I felt somewhat awkward to be going there. I was being invited in by Ross McGill – an award winning teacher who has a blog following in the tens of thousands and over a million followers on Twitter. As with many things, I always seem to be the last one to find out and always trying to catch up. It seemed to start with my university applications and get steadily worse. Social media simply seems to have reinforced my self perception of being a bit of an unintentional Luddite and just a bit behind the game.

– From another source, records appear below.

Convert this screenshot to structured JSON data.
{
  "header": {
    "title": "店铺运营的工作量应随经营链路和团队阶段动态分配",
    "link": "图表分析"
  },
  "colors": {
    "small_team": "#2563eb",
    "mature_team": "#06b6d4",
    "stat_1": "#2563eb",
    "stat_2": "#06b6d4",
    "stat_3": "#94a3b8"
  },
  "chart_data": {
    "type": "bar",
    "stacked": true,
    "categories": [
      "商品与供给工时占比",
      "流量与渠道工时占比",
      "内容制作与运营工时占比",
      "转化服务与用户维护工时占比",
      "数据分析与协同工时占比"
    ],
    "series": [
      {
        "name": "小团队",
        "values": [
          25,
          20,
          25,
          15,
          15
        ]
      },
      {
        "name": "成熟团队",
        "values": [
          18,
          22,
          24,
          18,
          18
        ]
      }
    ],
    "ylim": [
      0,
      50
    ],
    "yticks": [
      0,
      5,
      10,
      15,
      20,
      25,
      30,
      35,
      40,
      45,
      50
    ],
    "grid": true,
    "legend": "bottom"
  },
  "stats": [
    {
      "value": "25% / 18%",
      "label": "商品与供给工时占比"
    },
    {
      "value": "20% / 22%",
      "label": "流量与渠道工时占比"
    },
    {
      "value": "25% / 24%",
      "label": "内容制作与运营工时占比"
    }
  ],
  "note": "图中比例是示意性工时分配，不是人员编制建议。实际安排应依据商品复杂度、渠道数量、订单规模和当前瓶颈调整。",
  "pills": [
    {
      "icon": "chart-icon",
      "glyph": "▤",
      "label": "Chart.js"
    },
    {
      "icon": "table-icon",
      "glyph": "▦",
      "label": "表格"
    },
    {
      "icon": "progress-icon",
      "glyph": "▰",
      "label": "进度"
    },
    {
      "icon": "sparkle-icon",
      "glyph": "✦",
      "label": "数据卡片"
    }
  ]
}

The title of the original presentation had been ‘Zen and the art of observation’. With no disrespect to the original author this was the genuine background to what I had to say. I do believe that when it is working well that teaching is a flow activity and not some carefully measured and scientifically dished out entity.

So – how was it? Well, it was great, as it nearly always is with teachers when you take the time to remind them of what it takes to teach well and how everyone has that capacity within them. My biggest worry with Ofsted’s grading of lessons was never about the grades but more that people internalised the grading i.e. on the basis of one inspection someone would say ‘I am an outstanding or inadequate teacher’. No, you are not you are simply someone whose teaching has currently been graded outstanding or inadequate by Ofsted. That grade might change the very next day or if you were then inspected by someone else or if you asked the kids.

I remember once naively asking pupils in my first school (a fee paying school) if they would be happy to burn £35 of their parent’s money (what I had estimated each lesson cost) as that is what they were doing by not paying attention. This backfired when one of the pupils in the next lesson told me that now he knew the value of the lesson he didn’t think he had had his money’s worth!

I promised to make up the ‘difference’ next lesson and it became quite a fun form of AfL to ask at the end of every lesson whether it was good value or not.

So maybe we should a try that as a new idea?